One may also try fried chicken wrapped in paper in any other Chinese outlet including those set up in the five star hotels and compare it with the one offered in the Dragon Palace. The proof would be instantly known, as the one made by the Changs simply tantalises the taste buds. Same is true of the popular chow mein dishes, and a variety of soups. The sizzling hot and sour soup with a sprinkling of fried rice is one of its kinds available only in the Dragon Palace. Unfortunately, however, Fu has discontinued it in Nowshera citing sluggish clientele issues.It is so very unfortunate that so many of Fu’s decisions are dictated by his economic constraints. On a recent visit he was asked about the availability of jumbo fried prawns, but he had little better to offer in terms of an explanation except a guffaw. He did, however, proposed to offer tuna fish fried in plenty of brown spicy sauces, and that turned out to be quite a savouring substitute.

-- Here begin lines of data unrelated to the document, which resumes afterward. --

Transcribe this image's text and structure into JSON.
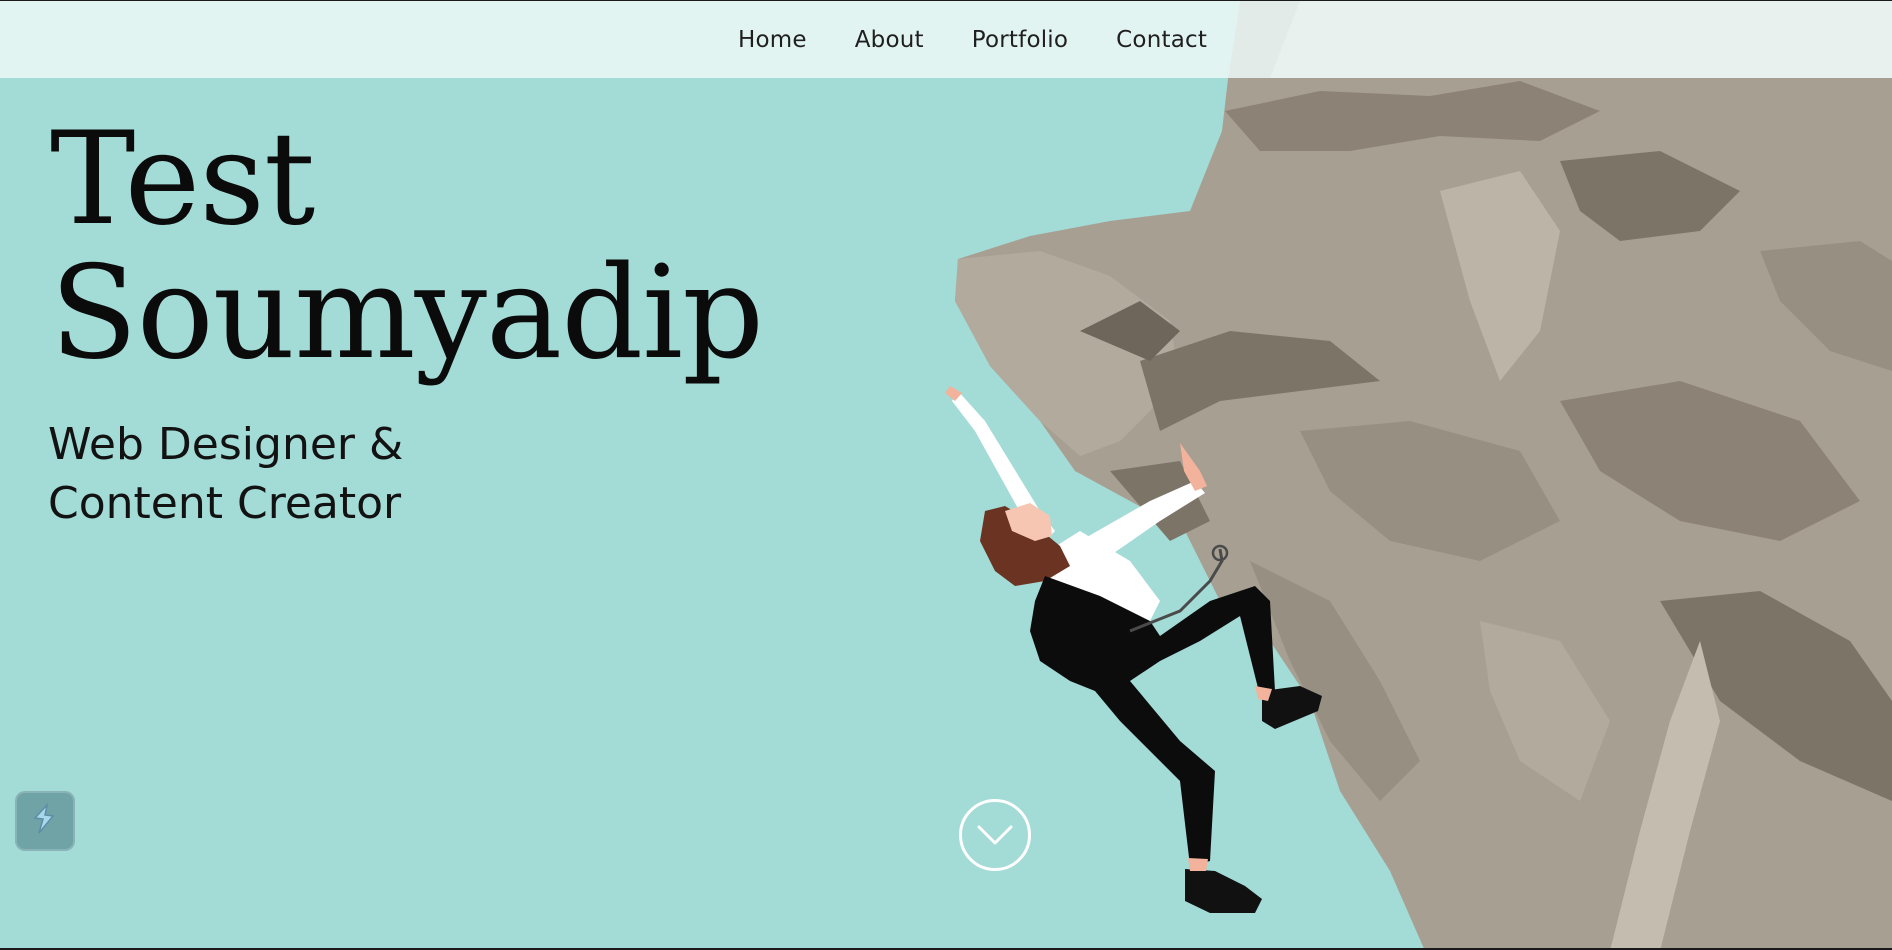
{
  "nav": {
    "items": [
      {
        "label": "Home"
      },
      {
        "label": "About"
      },
      {
        "label": "Portfolio"
      },
      {
        "label": "Contact"
      }
    ]
  },
  "hero": {
    "title_line1": "Test",
    "title_line2": "Soumyadip",
    "subtitle_line1": "Web Designer &",
    "subtitle_line2": "Content Creator"
  },
  "icons": {
    "scroll": "chevron-down-icon",
    "widget": "lightning-bolt-icon"
  },
  "colors": {
    "background": "#a3dbd6",
    "rock": "#a89f93",
    "rock_dark": "#7d7468",
    "text": "#0b0b0b",
    "nav_bg": "#ecf8f7"
  }
}
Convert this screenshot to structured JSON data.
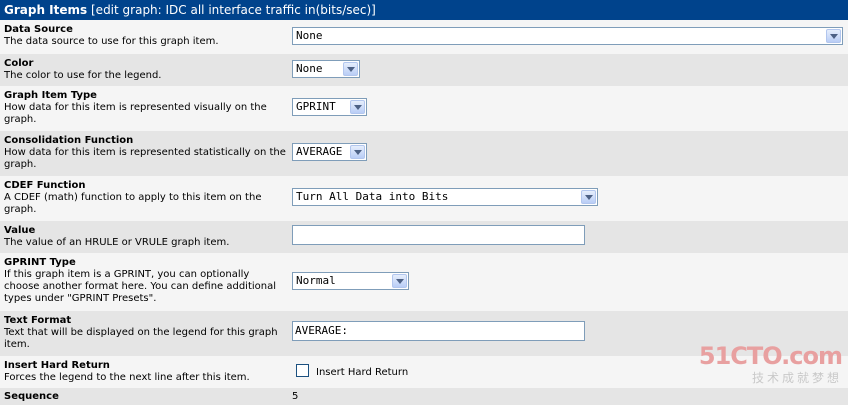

The two brothers could have made it really big in any other major city of the country, but they seem content with their small time concerns. Here they remind one of the stoic, ancient monks who found Nirvana in the Gandhara, the present day Khyber Pakhtunkhwa. Whatever, the two Chinese, especially Fu, must be given all credit for his great adventure in the godforsaken limits of Nowshera that keeps providing one with scores of opportunity to enjoy the sights and sounds of the fabled GT Road, which one would otherwise avoid for the comforts of the modern Motorway.